Kate Harris
2019 Boardman Tasker Award for Mountain Literature Winning Author writes…..
I'm no climber, but I've always been drawn to tales of risk and grandeur, literature that contends with what Annie Dillard described as "a minimum of choices and a maximum of risks." The sort of books, in other words, that alpinists Joe Tasker and Pete Boardman wrote, and that the UK literary award established in their name continues to celebrate. I might never summit an 8000 metre peak myself, but what I get from reading such books is a sense of possibility, a sense of expansiveness akin to how I feel in the mountains themselves, or when travelling somewhere unfamiliar.
I tried to capture that sort of intimacy with immensity in my own book, based on a bike ride along the Silk Road with my best childhood friend Mel Yule. Bonds forged in the mountains tend to be uniquely robust, and while Mel and I forged ours at slightly less insane altitudes than Pete Boardman and Joe Tasker frequented, I like to think our friendship is similar in its verve and spirit, albeit with a less tragic ending. My book is about friendship, but it's also about the nature and meaning of borders, and about the history and sometimes dubious consequences of exploration. One thing my book isn't about, however, is alpinism.
For this reason I figured my chances were slim when it came to the Boardman Tasker Prize, which mostly seemed to recognise mountain literature in quite literal terms: first-hand accounts or histories of hypoxic derring-do. So I was astonished to be shortlisted with an incredible group of writers; the chance to hang out with them at the Kendal Mountain Festival felt like a win in itself. I was even more astonished to take home the prize. So a deep bow of gratitude to the Boardman Tasker Prize jury for this amazing honour, and for their open-minded conception of what mountain literature can be. Another bow of gratitude to the mountains themselves, and to the friendships that make our journeys on and among them so potent, so meaningful, so full of joy and absurdity and wonder.
Lands of Lost Borders: A Journey on the Silk Road
Harper Collins
Mick Fowler
BT Shortlisted author writes…..
“You have been shortlisted for the Boardman Tasker”.
It’s an exciting message to receive.
And the award event at the Kendal Mountain Festival was so much more of a big thing than I had expected.
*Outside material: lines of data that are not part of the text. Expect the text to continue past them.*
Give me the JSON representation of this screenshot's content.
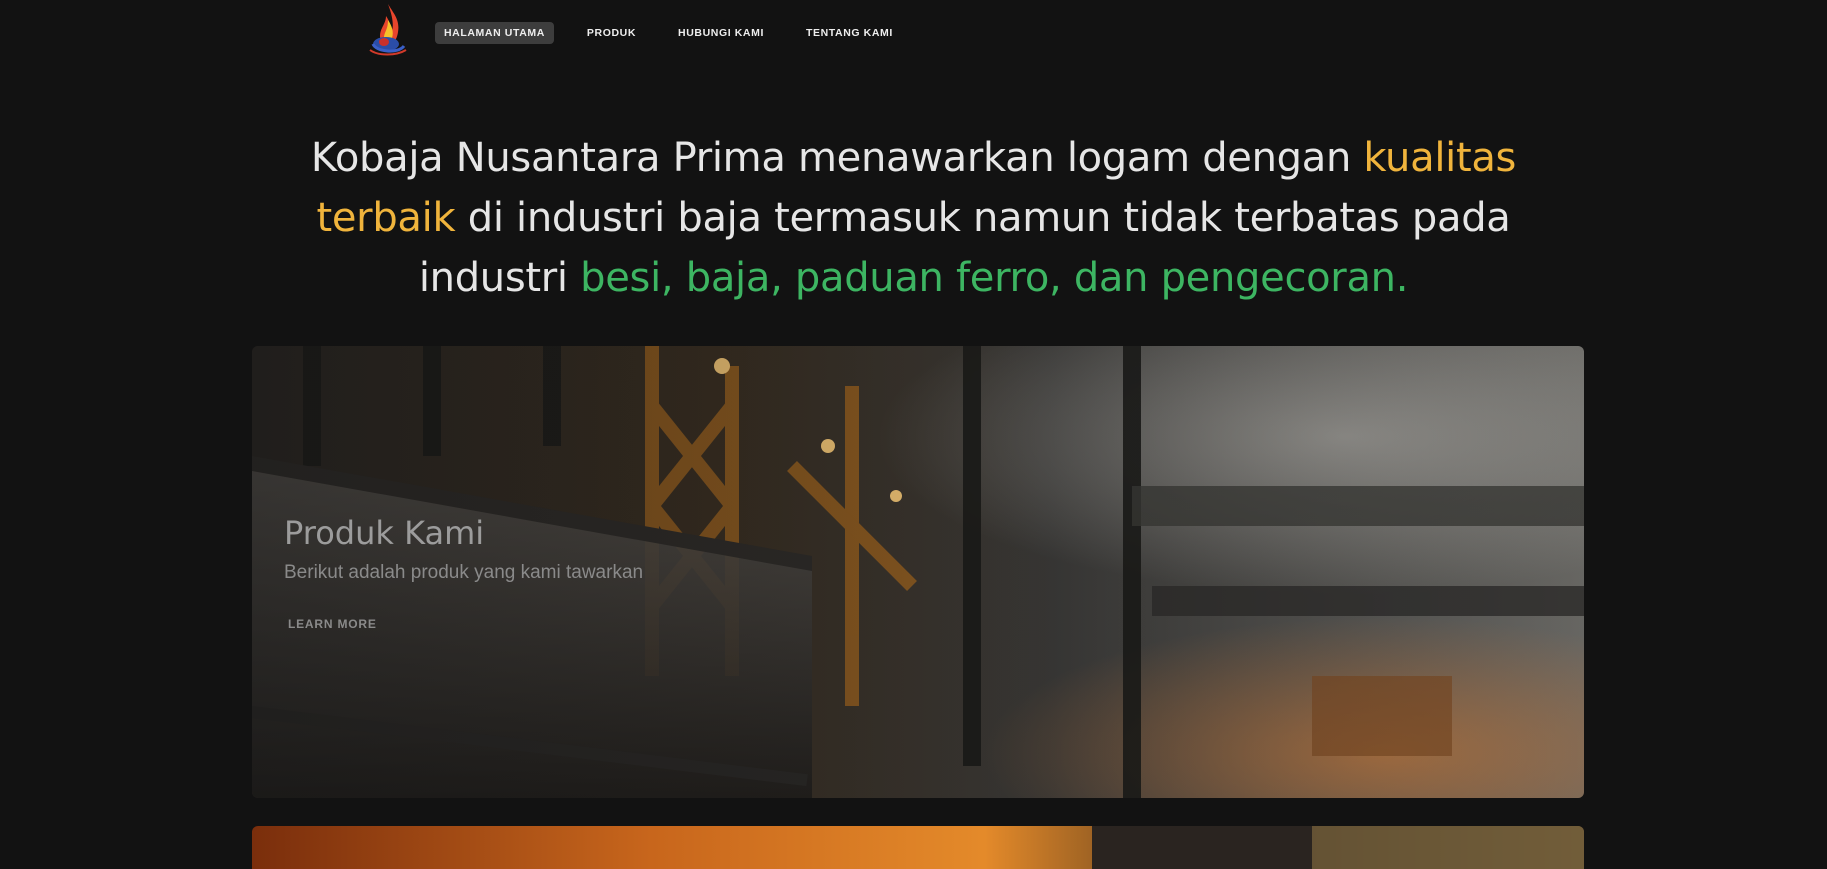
{
  "nav": {
    "items": [
      {
        "label": "HALAMAN UTAMA",
        "active": true
      },
      {
        "label": "PRODUK",
        "active": false
      },
      {
        "label": "HUBUNGI KAMI",
        "active": false
      },
      {
        "label": "TENTANG KAMI",
        "active": false
      }
    ]
  },
  "headline": {
    "part1": "Kobaja Nusantara Prima menawarkan logam dengan ",
    "highlight1": "kualitas terbaik",
    "part2": " di industri baja termasuk namun tidak terbatas pada industri ",
    "highlight2": "besi, baja, paduan ferro, dan pengecoran.",
    "highlight1_color": "#f0b43c",
    "highlight2_color": "#3db562"
  },
  "hero_card": {
    "title": "Produk Kami",
    "subtitle": "Berikut adalah produk yang kami tawarkan",
    "button": "LEARN MORE"
  },
  "colors": {
    "background": "#121212",
    "nav_active_bg": "#3d3d3d"
  }
}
The majority of the shortlisted authors were from North America and all were present to be interviewed by Stephen Venables and read a chosen exert from their book. I hadn’t expected all the authors to be there! Nor had I expected such a vibrant and well-attended event. I came away feeling that mountain related writing is alive and well.
No Easy Way: The Challenging Life of the Climbing Taxman
Vertebrate Publishing
Geoff Powter
BT Shortlisted author writes….
It was such an immense pleasure for me to be shortlisted for the Boardman Tasker Award, and such a joy to be able to come to Kendal for the BT event and ceremony. Peter Boardman and Joe Tasker were two of my mountaineering and mountain-writing heroes, and to have my own writing considered worthy of their memory was a huge honour. The team, and the audience, at Kendal couldn't have been more welcoming, and the event made it clear just how important mountain literature continues to be, for so many people. We writers were treated a bit like Rock-Stars by the crowd!
Inner Ranges: An Anthology of Mountain Thoughts and Mountain People
Rocky Mountain Books
In 2019, Shortlisted for the Boardman Tasker Award for Mountain Literature, won the Climbing Literature Award at the Banff Mountain Book Festival, and won the National Outdoor Book Award in the USA.